Malam Sa’adu Abubakar, a resident of Bakin Iku village in Suleja area of Niger State, returned home from his shop around 11 pm on Saturday, July 8, with no premonition of lurking disaster. But by the next morning, eight members of the 37-year-old Zamfara indigene’s immediate family had been swept away by flood.
Narrating his ordeal, he said, “It was unusual to get back home around that time and still meet my entire family awake and expecting me. We chatted and went to bed only for the rain to start around 1am. Then the rain turned into downpour and before we knew it, flood had taken over all the five rooms in the house.
“The water carried two of my children who held unto my dress but the force of the water snatched them from me and swept them away.”
Abubakar, who was unable to hold back tears, equally narrated how his two wives and other children were also swept away by the flood.
Malam Abubakar’s experience is a sad reminder of the dangers posed by flood during the rainy season which is expected to last till October.
If the example related above makes the menace look confined to poor surroundings, the historic rainfall and resulting floods that paralyzed the posh Victoria Island, Lekki and VGC areas of Lagos early July should quickly dispel this.
Flooding can occur anywhere – inland, along the coast, and across every region of the country. Even though a community has little or no risk of flooding, the reality is that anywhere it rains, there can be flooding.
The reasons for flooding are, of course, not farfetched. Many have blamed house owners for cutting corners and building without proper planning and drainage layout. While many blame the government for lack of proper urban planning and corruption which makes house owners do what they please.
Nevertheless, the risk of flooding isn’t based only on a community’s history, but on a variety of factors like rainfall, topography, river-flow and tidal-surge data, and changes resulting from new construction in the community. These all play a part in what actual flood risks a community faces.
During the earlier mentioned flood debacle in Lekki, Victoria and VGC, many homes and streets were flooded. Many drivers also became trapped in their vehicles after driving into flood waters and rumors were rife of some vehicles being swept away. As the problem is not exactly new, and nothing concrete has been done to address the situation, a recurrence is not unlikely.
To avoid being a victim in such situation, there are tools that can help drivers.
Safety tips if your car is caught in a flood
- If your car suddenly becomes submerged, stay calm and turn on your headlights and hazard lights to make it easier for emergency personnel to see you.

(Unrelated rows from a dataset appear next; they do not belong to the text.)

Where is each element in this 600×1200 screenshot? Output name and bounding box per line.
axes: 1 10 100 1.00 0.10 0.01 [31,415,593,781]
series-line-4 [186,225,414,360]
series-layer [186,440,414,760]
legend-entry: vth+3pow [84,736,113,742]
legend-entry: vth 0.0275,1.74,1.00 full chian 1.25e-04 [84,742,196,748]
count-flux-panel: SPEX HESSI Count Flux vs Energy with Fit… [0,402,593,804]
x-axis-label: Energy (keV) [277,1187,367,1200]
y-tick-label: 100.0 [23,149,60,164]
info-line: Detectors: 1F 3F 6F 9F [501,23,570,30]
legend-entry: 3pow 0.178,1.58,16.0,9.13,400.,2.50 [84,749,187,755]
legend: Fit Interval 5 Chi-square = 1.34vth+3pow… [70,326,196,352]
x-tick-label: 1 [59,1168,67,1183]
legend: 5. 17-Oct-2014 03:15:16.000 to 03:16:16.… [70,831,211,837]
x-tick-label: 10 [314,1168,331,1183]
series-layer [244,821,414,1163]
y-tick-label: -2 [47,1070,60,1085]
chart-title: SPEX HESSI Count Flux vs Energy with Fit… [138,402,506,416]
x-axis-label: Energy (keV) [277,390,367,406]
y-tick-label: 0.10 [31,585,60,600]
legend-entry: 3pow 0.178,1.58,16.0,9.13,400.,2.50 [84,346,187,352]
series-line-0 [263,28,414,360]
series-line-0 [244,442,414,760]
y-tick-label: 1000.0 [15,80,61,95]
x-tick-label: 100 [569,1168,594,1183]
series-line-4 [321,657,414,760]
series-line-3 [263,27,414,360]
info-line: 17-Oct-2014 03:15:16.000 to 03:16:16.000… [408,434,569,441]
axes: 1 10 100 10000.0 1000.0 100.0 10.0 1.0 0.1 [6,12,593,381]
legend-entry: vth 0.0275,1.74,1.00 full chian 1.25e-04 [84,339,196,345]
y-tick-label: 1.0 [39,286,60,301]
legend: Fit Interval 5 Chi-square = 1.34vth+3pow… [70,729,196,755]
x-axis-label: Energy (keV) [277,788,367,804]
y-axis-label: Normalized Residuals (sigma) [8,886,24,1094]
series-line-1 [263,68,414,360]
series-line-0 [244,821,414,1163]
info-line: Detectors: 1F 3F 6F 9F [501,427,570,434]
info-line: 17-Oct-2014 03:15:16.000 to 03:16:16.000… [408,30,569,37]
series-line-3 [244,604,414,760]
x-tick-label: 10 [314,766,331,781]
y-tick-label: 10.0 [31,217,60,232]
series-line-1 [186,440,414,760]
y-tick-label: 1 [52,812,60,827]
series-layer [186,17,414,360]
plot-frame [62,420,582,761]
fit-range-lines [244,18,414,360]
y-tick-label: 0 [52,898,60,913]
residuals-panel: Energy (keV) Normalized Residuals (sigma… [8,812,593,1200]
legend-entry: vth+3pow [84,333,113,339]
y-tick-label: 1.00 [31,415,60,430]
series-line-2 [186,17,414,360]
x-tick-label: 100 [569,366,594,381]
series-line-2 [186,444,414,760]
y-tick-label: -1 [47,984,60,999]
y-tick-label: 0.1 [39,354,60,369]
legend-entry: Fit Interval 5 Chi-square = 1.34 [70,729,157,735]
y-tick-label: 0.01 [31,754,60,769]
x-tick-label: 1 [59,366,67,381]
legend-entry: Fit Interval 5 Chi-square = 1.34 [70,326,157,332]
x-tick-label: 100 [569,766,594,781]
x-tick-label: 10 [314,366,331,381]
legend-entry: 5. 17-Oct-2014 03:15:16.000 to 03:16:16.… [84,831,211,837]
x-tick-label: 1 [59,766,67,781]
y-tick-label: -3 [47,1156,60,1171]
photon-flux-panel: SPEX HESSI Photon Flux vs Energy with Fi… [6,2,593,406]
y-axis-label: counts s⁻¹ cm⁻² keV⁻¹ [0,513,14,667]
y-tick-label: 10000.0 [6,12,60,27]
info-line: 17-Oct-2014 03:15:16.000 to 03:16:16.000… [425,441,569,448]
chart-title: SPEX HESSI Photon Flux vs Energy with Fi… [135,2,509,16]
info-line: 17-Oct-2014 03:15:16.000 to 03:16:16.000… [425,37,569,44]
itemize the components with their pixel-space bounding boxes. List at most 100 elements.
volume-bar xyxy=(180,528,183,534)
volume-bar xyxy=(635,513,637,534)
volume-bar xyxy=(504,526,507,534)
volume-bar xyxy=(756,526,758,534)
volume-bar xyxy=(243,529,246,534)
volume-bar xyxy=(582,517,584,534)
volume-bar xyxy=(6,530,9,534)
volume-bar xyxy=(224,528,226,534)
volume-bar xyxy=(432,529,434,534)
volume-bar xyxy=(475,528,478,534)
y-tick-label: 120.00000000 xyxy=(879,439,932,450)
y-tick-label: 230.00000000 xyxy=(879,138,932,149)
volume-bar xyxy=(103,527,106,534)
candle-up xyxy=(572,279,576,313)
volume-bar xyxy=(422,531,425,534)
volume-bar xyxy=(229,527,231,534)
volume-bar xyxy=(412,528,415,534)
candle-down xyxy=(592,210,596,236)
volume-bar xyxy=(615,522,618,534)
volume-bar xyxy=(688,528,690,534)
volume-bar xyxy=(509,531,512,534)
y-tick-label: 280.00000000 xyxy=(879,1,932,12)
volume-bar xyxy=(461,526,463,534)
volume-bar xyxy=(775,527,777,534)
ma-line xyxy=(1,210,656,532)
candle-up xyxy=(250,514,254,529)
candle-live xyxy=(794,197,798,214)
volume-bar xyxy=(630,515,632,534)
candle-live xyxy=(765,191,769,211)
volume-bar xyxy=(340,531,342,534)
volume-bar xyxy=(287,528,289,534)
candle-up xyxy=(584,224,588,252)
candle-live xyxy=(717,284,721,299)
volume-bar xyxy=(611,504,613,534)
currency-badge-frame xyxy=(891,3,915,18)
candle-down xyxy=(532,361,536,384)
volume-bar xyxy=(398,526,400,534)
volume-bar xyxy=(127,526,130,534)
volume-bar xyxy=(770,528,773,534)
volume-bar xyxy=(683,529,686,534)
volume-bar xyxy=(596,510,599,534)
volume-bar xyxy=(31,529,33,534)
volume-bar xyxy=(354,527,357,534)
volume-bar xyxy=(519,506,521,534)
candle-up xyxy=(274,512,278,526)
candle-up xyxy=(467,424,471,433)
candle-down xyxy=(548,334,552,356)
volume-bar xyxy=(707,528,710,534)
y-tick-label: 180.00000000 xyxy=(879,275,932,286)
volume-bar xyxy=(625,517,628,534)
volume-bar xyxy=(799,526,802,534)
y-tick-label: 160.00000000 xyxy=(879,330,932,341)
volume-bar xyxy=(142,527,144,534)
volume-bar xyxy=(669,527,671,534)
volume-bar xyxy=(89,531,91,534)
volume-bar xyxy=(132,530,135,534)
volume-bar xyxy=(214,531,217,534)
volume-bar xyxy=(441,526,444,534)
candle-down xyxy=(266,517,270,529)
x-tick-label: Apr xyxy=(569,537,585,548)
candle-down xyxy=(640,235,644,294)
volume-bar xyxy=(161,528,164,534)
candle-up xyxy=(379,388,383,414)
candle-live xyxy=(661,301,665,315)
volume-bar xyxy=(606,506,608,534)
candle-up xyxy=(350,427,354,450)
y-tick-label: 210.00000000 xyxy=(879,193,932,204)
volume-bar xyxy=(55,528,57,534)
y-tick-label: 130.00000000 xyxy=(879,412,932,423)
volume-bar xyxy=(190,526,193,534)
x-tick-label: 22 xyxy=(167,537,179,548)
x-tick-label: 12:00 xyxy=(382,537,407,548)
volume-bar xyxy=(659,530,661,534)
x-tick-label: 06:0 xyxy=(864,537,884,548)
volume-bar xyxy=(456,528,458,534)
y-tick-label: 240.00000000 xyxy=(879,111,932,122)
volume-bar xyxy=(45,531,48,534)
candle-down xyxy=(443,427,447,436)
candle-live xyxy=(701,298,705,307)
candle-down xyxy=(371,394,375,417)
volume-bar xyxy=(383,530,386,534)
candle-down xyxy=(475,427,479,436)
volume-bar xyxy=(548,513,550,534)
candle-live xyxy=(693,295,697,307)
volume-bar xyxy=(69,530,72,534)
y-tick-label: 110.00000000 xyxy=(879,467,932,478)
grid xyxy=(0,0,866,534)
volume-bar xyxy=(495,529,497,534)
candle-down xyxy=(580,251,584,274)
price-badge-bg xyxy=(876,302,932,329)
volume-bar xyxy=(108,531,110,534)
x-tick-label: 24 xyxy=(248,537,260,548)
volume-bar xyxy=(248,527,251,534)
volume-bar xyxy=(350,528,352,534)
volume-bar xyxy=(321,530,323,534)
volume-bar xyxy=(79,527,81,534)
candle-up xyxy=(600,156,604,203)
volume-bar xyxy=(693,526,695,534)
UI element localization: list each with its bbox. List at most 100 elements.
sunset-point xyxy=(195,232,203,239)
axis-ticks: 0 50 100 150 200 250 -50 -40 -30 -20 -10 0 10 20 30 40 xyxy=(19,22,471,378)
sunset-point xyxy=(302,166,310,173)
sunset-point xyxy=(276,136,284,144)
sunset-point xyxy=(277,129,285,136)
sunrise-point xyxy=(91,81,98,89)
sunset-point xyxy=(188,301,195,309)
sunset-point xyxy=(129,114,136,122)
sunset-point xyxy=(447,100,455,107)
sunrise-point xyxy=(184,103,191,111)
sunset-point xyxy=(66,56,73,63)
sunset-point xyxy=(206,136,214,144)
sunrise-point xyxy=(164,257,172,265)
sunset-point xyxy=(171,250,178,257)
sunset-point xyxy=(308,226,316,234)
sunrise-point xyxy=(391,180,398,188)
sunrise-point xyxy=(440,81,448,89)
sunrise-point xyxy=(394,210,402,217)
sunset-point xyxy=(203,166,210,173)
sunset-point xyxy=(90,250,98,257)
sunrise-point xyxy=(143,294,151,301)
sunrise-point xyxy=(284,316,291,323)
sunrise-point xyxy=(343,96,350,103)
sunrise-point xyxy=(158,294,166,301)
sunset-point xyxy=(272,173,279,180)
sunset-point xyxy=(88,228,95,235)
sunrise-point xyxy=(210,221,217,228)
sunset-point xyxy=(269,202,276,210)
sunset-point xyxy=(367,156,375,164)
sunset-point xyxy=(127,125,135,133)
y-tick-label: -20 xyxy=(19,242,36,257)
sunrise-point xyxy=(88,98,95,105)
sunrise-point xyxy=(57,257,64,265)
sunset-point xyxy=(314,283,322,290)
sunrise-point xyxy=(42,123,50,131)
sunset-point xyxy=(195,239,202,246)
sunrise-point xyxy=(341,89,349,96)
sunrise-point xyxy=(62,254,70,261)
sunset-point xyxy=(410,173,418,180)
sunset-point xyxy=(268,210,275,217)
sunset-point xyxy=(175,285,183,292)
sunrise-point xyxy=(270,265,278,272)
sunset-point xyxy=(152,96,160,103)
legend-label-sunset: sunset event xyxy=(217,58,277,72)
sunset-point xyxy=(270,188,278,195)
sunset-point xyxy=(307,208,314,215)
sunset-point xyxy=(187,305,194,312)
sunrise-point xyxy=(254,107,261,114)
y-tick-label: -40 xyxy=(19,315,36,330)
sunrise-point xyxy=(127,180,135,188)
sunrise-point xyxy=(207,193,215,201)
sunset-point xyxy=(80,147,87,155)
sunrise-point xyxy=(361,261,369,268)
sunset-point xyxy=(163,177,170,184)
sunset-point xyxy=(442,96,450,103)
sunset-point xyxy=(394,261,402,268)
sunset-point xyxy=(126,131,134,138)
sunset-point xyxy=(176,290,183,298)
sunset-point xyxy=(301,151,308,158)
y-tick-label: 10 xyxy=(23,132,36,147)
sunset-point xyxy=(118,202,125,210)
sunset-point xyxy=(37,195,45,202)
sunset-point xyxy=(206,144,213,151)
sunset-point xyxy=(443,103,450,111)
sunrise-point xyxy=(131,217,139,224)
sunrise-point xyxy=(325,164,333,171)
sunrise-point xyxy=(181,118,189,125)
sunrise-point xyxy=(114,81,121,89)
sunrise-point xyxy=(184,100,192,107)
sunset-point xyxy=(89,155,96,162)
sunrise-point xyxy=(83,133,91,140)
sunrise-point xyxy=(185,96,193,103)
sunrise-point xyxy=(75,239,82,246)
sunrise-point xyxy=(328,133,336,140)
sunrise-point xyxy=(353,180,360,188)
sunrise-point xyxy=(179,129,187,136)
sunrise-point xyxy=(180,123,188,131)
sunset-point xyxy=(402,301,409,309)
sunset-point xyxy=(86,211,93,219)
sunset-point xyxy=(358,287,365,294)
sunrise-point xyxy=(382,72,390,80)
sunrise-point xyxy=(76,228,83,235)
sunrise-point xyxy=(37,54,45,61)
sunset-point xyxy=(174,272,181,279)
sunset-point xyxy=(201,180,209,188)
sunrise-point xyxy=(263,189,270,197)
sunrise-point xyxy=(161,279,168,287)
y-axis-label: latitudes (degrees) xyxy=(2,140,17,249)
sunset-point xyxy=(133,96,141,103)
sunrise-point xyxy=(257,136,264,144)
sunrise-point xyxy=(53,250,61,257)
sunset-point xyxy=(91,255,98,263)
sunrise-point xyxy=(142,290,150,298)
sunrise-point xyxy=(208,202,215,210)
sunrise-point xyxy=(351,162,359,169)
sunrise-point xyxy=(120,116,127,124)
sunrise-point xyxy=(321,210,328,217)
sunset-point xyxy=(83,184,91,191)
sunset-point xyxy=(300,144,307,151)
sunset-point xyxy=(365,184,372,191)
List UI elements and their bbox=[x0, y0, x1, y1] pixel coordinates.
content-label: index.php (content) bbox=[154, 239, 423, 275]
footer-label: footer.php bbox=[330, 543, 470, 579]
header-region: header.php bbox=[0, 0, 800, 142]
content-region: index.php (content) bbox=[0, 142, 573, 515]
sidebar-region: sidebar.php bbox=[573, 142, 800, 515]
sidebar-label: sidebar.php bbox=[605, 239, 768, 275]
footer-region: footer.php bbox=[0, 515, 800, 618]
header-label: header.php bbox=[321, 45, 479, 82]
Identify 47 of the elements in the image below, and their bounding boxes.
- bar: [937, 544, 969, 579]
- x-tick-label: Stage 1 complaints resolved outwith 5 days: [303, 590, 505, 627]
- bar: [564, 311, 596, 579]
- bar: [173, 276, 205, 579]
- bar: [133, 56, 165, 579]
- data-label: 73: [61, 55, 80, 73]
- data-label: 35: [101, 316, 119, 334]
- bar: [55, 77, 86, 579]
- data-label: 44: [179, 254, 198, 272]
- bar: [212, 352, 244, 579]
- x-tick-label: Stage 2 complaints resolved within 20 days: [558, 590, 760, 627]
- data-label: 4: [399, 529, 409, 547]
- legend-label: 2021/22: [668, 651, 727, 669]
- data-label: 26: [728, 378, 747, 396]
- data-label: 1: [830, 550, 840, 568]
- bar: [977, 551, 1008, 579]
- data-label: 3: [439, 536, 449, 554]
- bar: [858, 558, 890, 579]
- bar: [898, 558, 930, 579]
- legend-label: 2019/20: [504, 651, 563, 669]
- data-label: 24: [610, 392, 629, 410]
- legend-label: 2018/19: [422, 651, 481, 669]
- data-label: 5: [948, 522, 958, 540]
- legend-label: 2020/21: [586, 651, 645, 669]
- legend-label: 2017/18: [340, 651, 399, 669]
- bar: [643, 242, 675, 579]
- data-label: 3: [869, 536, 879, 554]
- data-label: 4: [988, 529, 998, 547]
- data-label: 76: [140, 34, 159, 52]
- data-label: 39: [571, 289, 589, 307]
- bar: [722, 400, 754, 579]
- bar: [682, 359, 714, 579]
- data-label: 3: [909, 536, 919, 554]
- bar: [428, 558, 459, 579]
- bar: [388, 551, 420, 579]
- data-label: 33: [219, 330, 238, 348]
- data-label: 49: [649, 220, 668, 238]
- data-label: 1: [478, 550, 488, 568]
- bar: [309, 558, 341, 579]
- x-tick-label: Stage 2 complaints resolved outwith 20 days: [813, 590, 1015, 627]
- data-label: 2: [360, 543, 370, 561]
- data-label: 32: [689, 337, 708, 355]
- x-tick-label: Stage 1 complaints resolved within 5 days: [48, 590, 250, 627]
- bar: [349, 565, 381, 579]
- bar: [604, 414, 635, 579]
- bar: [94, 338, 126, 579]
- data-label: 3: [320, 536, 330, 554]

- Unbuckle your seat belt and unlock your doors and take jackets and outer clothing off.
- Exit through the open windows, swimming to safety and call emergency number. in the direction of the current if you’re in deep water.
- Do not use your energy trying to open the doors because water pressure will keep them from budging.
- Do not try to break windows to get out. If water pressure has not equalized, glass will explode inward toward you or other occupants.
- Once out, do not stay with your car. Get to high ground.
- Do not stand on the roof of your car. If your car is swept away, you’ll be carried away with it. You could also fall and injure yourself if the car shifts abruptly.
- Do not return to your car if you think the water level is going down. Water levels could rise without warning. Allow emergency personnel to tow your vehicle to a safe place.